Despite impressive performance on standard benchmarks, multimodal large language models (MLLMs) face critical challenges in real-world clinical environments where medical images inevitably suffer various quality degradations. Existing benchmarks exhibit two key limitations: (1) absence of large-scale, multidimensional assessment across medical image quality gradients and (2) no systematic confidence calibration analysis. To address these gaps, we present MedQ-Deg, a comprehensive benchmark for evaluating medical MLLMs under image quality degradations. MedQ-Deg provides multi-dimensional evaluation spanning 18 distinct degradation types, 30 fine-grained capability dimensions, and 7 imaging modalities, with 24,894 question-answer pairs. Each degradation is implemented at 3 severity degrees, calibrated by expert radiologists.

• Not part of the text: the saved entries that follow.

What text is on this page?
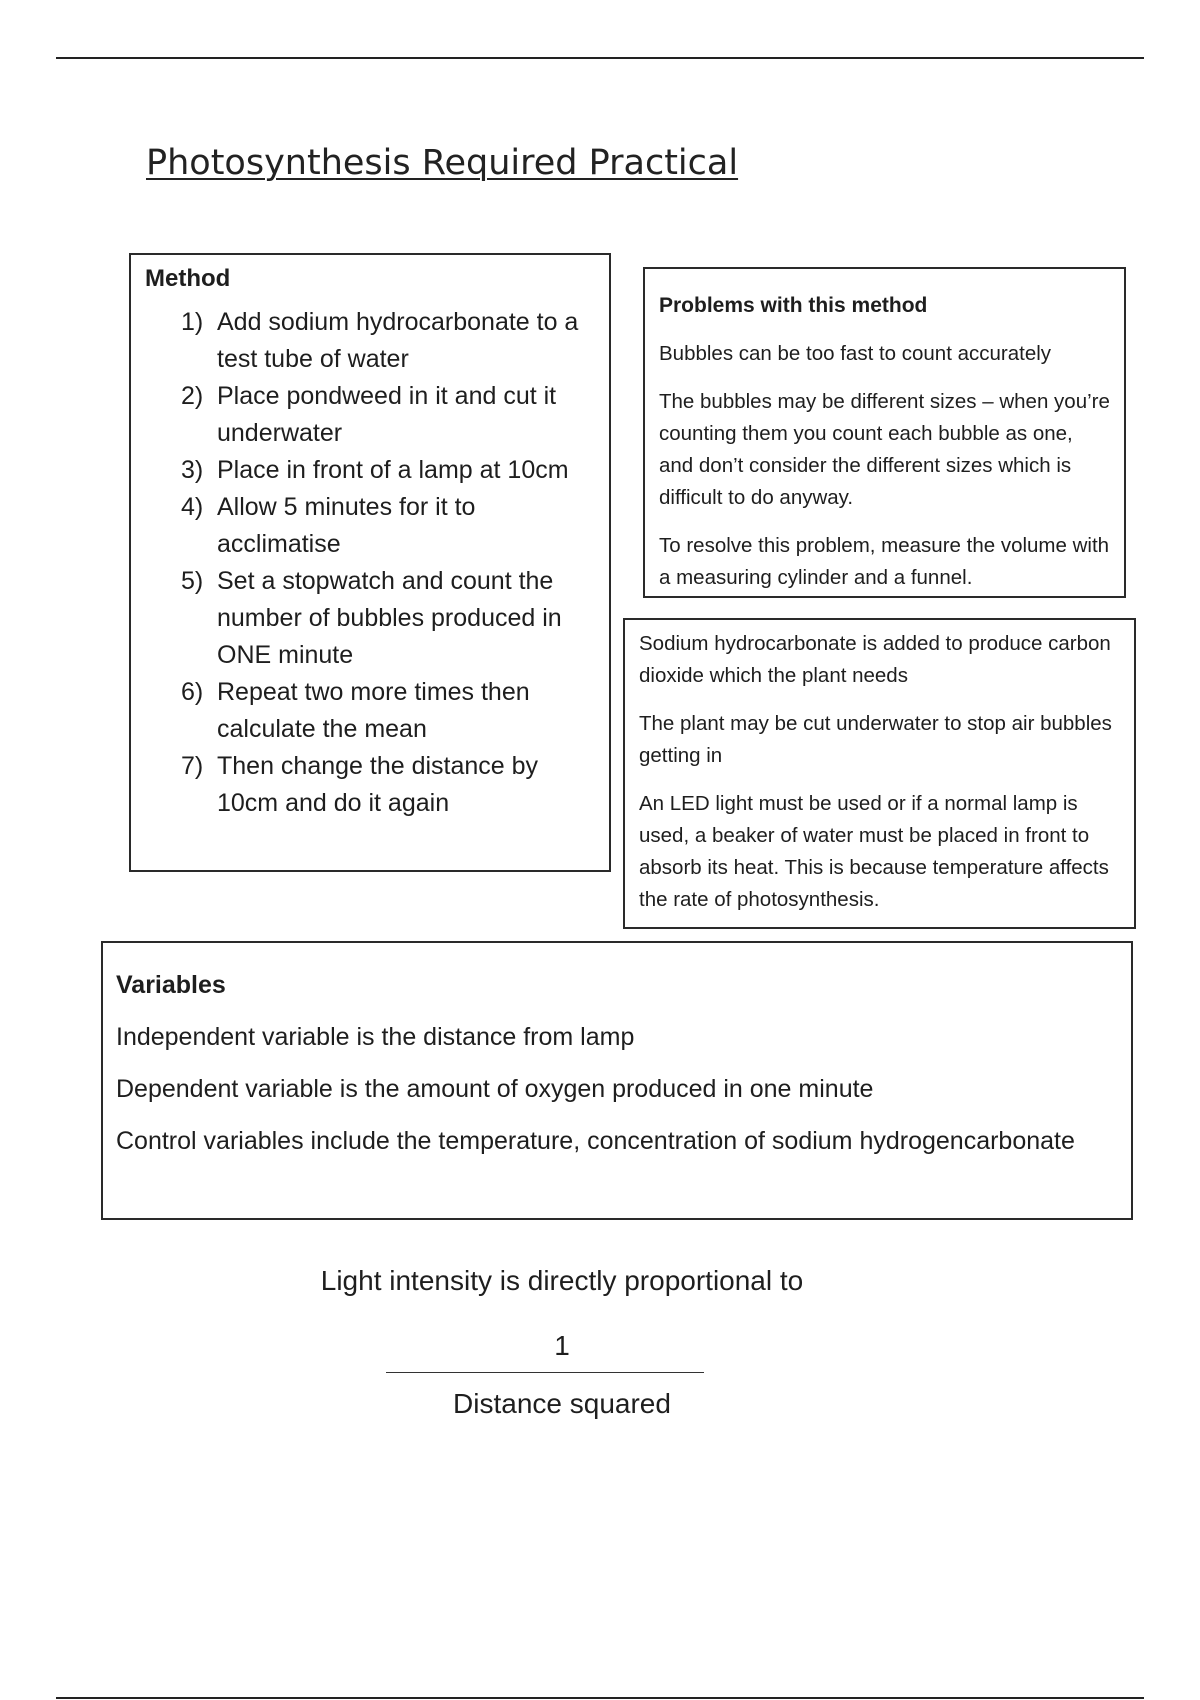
Photosynthesis Required Practical

Method

1) Add sodium hydrocarbonate to a test tube of water
2) Place pondweed in it and cut it underwater
3) Place in front of a lamp at 10cm
4) Allow 5 minutes for it to acclimatise
5) Set a stopwatch and count the number of bubbles produced in ONE minute
6) Repeat two more times then calculate the mean
7) Then change the distance by 10cm and do it again

Problems with this method

Bubbles can be too fast to count accurately

The bubbles may be different sizes – when you’re counting them you count each bubble as one, and don’t consider the different sizes which is difficult to do anyway.

To resolve this problem, measure the volume with a measuring cylinder and a funnel.

Sodium hydrocarbonate is added to produce carbon dioxide which the plant needs

The plant may be cut underwater to stop air bubbles getting in

An LED light must be used or if a normal lamp is used, a beaker of water must be placed in front to absorb its heat. This is because temperature affects the rate of photosynthesis.

Variables

Independent variable is the distance from lamp

Dependent variable is the amount of oxygen produced in one minute

Control variables include the temperature, concentration of sodium hydrogencarbonate

Light intensity is directly proportional to
1
Distance squared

We further introduce Calibration Shift metric, which quantifies the gap between a model's perceived confidence and actual performance to assess metacognitive reliability under degradation. Our comprehensive evaluation of 40 mainstream MLLMs reveals several critical findings: (1) overall model performance degrades systematically as degradation severity increases, (2) models universally exhibit the AI Dunning-Kruger Effect, maintaining inappropriately high confidence despite severe accuracy collapse, and (3) models display markedly differentiated behavioral patterns across capability dimensions, imaging modalities, and degradation types. We hope MedQ-Deg drives progress toward medical MLLMs that are robust and trustworthy in real clinical practice.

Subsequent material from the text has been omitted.